2

2.4K 247 9
                                    

"Kalian lagi kalian lagi. Mau sampai kapan berulah terus hah? Kalian ini udah kelas 12 loh." Ibu Meki, guru kesiswaan itu menunjuk satu persatu muridnya yang sedang menjalani hukuman di tengah lapangan akibat ketahuan bolos dan merokok di rooftop sekolah.

"Gak bosen apa berulah terus? Ibu aja bosen pake banget lihat wajah-wajah ini terus yang di hukum."

"Yaudeh Buk, ntar kite ajakin yang lain juga biar ada wajah baru yang ibu hukum."

"Diam kamu Deya." tunjuk Bu Meki pada siswa berkacamata.

"Adey Buk." sahut Adey membernarkan.

"Apapun itulah terserah."

Adey mendengus, sudah salah di benarkan malah kembali marah. Adey mengangkat bahu acuh lalu melirik ke wajah tiga temannya yang tampak tegang. Apakah mereka takut? Ah cemen.

"Terus ini Onil, kenapa bisa seragamnya gak ada atribut satupun, kamu ini siswa sini atau bukan, hah?"
tatapan tajam Bu Meki makin mengintimidasi, bola matanya tak berhenti bergerak memerhatikan empat siswa bermasalah ini. "Aran, mana dasi kamu? Kemeja kamu keluarkan karena gak pakai sabuk kan?"

"Enggak sih Buk, biar keren aja." Aran mengangkat kerah seragamnya sok keren, lalu setelahnya ia mendengus saat mendapat geplakan dari tangan temanya. Ia merringis menatap kesal pada Zee.

"Adey besok potong rambutnya, gausah banyak gaya gondrong gondrongan."

"Berarti suami Ibu juge banyak gaye pan gondrong juga tuh rambutnya."

Bu Meki menggelengkan kepalanya kemudian menghela napas, ia harus lebih memeprtebal kesabaran menghadapi keempat siswa ini. Jika bukan karena kuasa orang tua mereka yang cukup berpengaruh di SMA ini sudah dari dulu Bu Meki mengeluarkan mereka semuanya.

Tatapannya Bu Meki berhenti pada Zee, ia mengamati tatanan seragam pria itu lalu mengangguk. Disini hanya Zee yang berpenampilan cukup rapi, seragam beratribut tanpa kurang satupun. Rambut tersisir rapi dan yang terpenting lengkap memakai sabuk dan dasi. Zee adalah putra dari kepala sekolah, tidak heran jika dia akan berpenampilan rapi. Hanya saja sepertinya Zee salah pergaulan.

"Tetap di sini sampai jam pulang sekolah. Kalau ada yang pulang sebelum bel bunyi siap siap akan ada panggilan orang tua."

Mereka berempat baru bisa menghela napas lega saat Bu Meki tidak lagi terlihat.

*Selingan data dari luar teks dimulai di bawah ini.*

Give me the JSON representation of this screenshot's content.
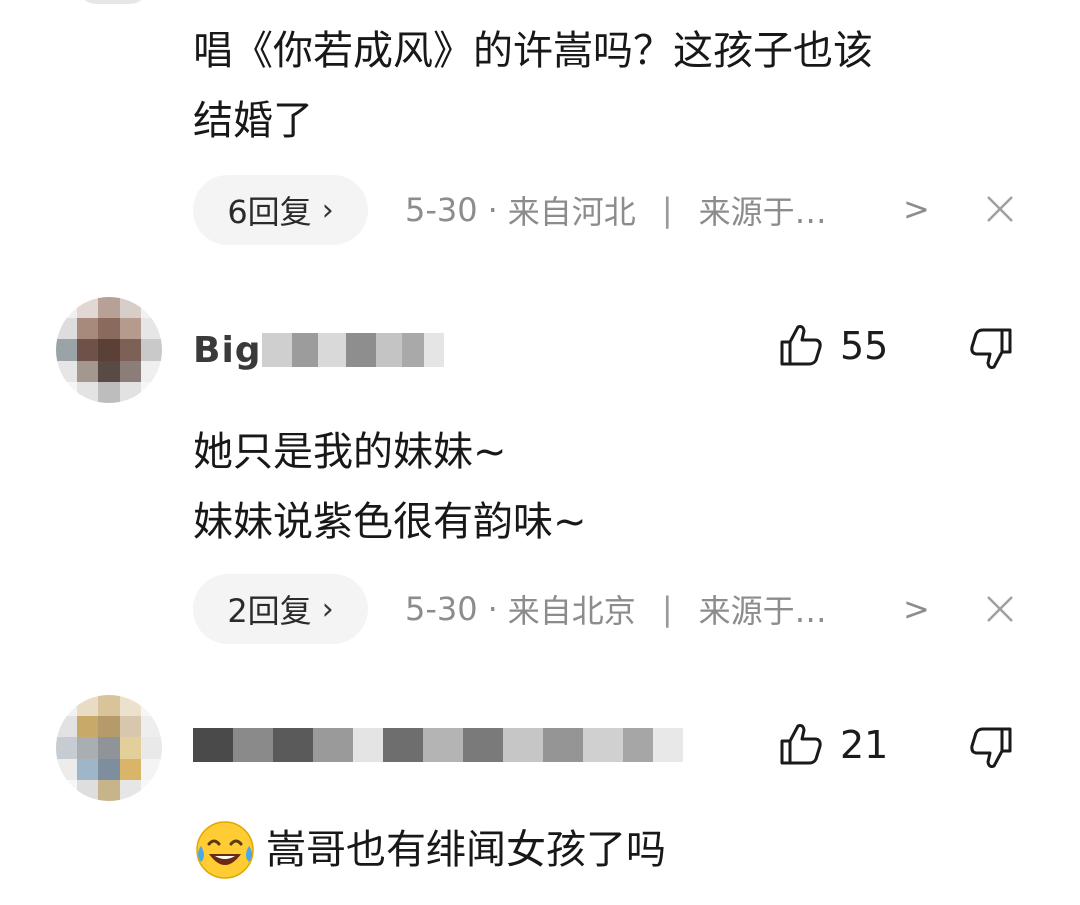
{
  "comments": [
    {
      "text_lines": [
        "唱《你若成风》的许嵩吗？这孩子也该",
        "结婚了"
      ],
      "reply_label": "6回复",
      "date": "5-30",
      "location": "来自河北",
      "source": "来源于…"
    },
    {
      "username": "Big",
      "likes": "55",
      "text_lines": [
        "她只是我的妹妹~",
        "妹妹说紫色很有韵味~"
      ],
      "reply_label": "2回复",
      "date": "5-30",
      "location": "来自北京",
      "source": "来源于…"
    },
    {
      "likes": "21",
      "emoji": "😂",
      "text": "嵩哥也有绯闻女孩了吗"
    }
  ],
  "glyphs": {
    "chevron": "›",
    "separator_dot": "·",
    "separator_bar": "|",
    "more_arrow": ">",
    "close": "✕"
  },
  "icons": [
    "thumbs-up-icon",
    "thumbs-down-icon",
    "chevron-right-icon",
    "close-icon",
    "crying-laughing-emoji"
  ]
}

"Anjing, cape banget gue." Aran menekuk kakinya lalu duduk dengan meluruskan kakinya. Ia mendongak menatap ketiga temannya yang menatapnya bingung. "Ngapain lo pada lihatin gue begitu?"

"Lo sendiri ngapain duduk? Ketahuan Bu Meki tau rasa lo."

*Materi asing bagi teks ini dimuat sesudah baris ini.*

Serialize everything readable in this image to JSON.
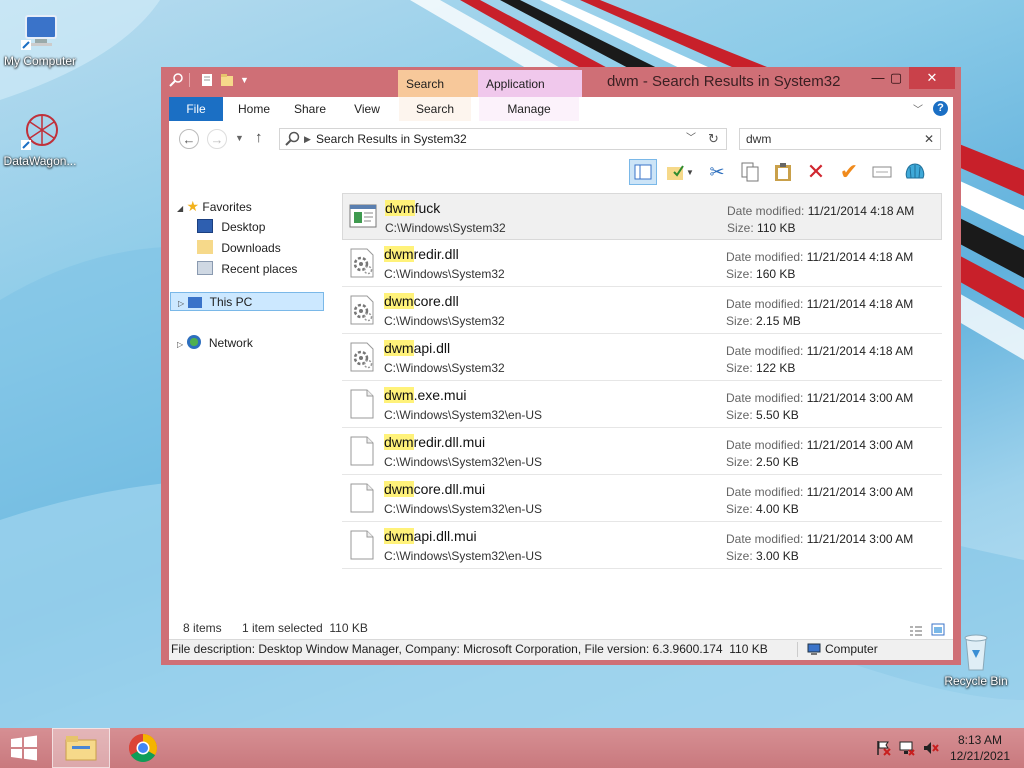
{
  "desktop": {
    "icons": [
      {
        "label": "My Computer"
      },
      {
        "label": "DataWagon..."
      },
      {
        "label": "Recycle Bin"
      }
    ]
  },
  "window": {
    "title": "dwm - Search Results in System32",
    "context_tabs": [
      {
        "label": "Search Tools",
        "color": "#f7c89a"
      },
      {
        "label": "Application Tools",
        "color": "#f0c8ec"
      }
    ],
    "ribbon_tabs": [
      "File",
      "Home",
      "Share",
      "View",
      "Search",
      "Manage"
    ],
    "address": "Search Results in System32",
    "search_value": "dwm",
    "nav": {
      "favorites": "Favorites",
      "favorites_items": [
        "Desktop",
        "Downloads",
        "Recent places"
      ],
      "this_pc": "This PC",
      "network": "Network"
    },
    "files": [
      {
        "hl": "dwm",
        "rest": "fuck",
        "path": "C:\\Windows\\System32",
        "date": "11/21/2014 4:18 AM",
        "size": "110 KB",
        "kind": "app",
        "selected": true
      },
      {
        "hl": "dwm",
        "rest": "redir.dll",
        "path": "C:\\Windows\\System32",
        "date": "11/21/2014 4:18 AM",
        "size": "160 KB",
        "kind": "dll"
      },
      {
        "hl": "dwm",
        "rest": "core.dll",
        "path": "C:\\Windows\\System32",
        "date": "11/21/2014 4:18 AM",
        "size": "2.15 MB",
        "kind": "dll"
      },
      {
        "hl": "dwm",
        "rest": "api.dll",
        "path": "C:\\Windows\\System32",
        "date": "11/21/2014 4:18 AM",
        "size": "122 KB",
        "kind": "dll"
      },
      {
        "hl": "dwm",
        "rest": ".exe.mui",
        "path": "C:\\Windows\\System32\\en-US",
        "date": "11/21/2014 3:00 AM",
        "size": "5.50 KB",
        "kind": "file"
      },
      {
        "hl": "dwm",
        "rest": "redir.dll.mui",
        "path": "C:\\Windows\\System32\\en-US",
        "date": "11/21/2014 3:00 AM",
        "size": "2.50 KB",
        "kind": "file"
      },
      {
        "hl": "dwm",
        "rest": "core.dll.mui",
        "path": "C:\\Windows\\System32\\en-US",
        "date": "11/21/2014 3:00 AM",
        "size": "4.00 KB",
        "kind": "file"
      },
      {
        "hl": "dwm",
        "rest": "api.dll.mui",
        "path": "C:\\Windows\\System32\\en-US",
        "date": "11/21/2014 3:00 AM",
        "size": "3.00 KB",
        "kind": "file"
      }
    ],
    "labels": {
      "date_modified": "Date modified:",
      "size": "Size:"
    },
    "status": {
      "items": "8 items",
      "selected": "1 item selected  110 KB"
    },
    "description": "File description: Desktop Window Manager, Company: Microsoft Corporation, File version: 6.3.9600.174  110 KB",
    "computer_label": "Computer"
  },
  "taskbar": {
    "time": "8:13 AM",
    "date": "12/21/2021"
  },
  "colors": {
    "accent": "#1b6fc4",
    "frame": "#cf6f76",
    "highlight": "#fff27a",
    "close": "#c9414a"
  }
}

Aran tidak memperdulikan ucapan Zee, ia malah membuka dua kancing teratas seragamnya agar tidak begitu gerah. "Bu Meki cuma nyuruh kita tetep disini, jadi mau gue duduk, tiduran atau kayang ya gak masalah. Emang Bu Meki ada bilang kita harus berdiri?"

"Emang goblok si Zee." Onil yang sudah sangat lelah langsung mengambil tempat di samping Aran dan bersandar di bahu pria itu. "Pinjam bahu bentar Ran."

"Pelajaran aje lo pinter Zee giliran kek gini goblok nya minta ampun. Kagek jadi deh lo jadi panutan." Adey membuang muka dari Zee kemudian ikut duduk bersama Aran dan Onil. "Akhirnya duduk juga."

"WOY ADA BU MEKI WOY." teriakan Zee berhasil mengagetkan mereka bertiga yang langsung membuat Aran dan Onil berdiri tegak.
Adey yang belum ada 10 detik duduk pun reflek langsung ikutan berdiri.

Tawa Zee tak bisa di tahan lagi melihat ekspresi panik yang teman temanya tunjukan. Sangat lucu menurutnya.

"Anjing lo Zee." umpat mereka bertiga, detik berikutnya mereka melompat dan langsung menyerbu tubuh Zee agar berbaring di lapangan.    
Adey yang kesal langsung menarik dasi Zee dan menyumpalkanya ke mulut pria itu.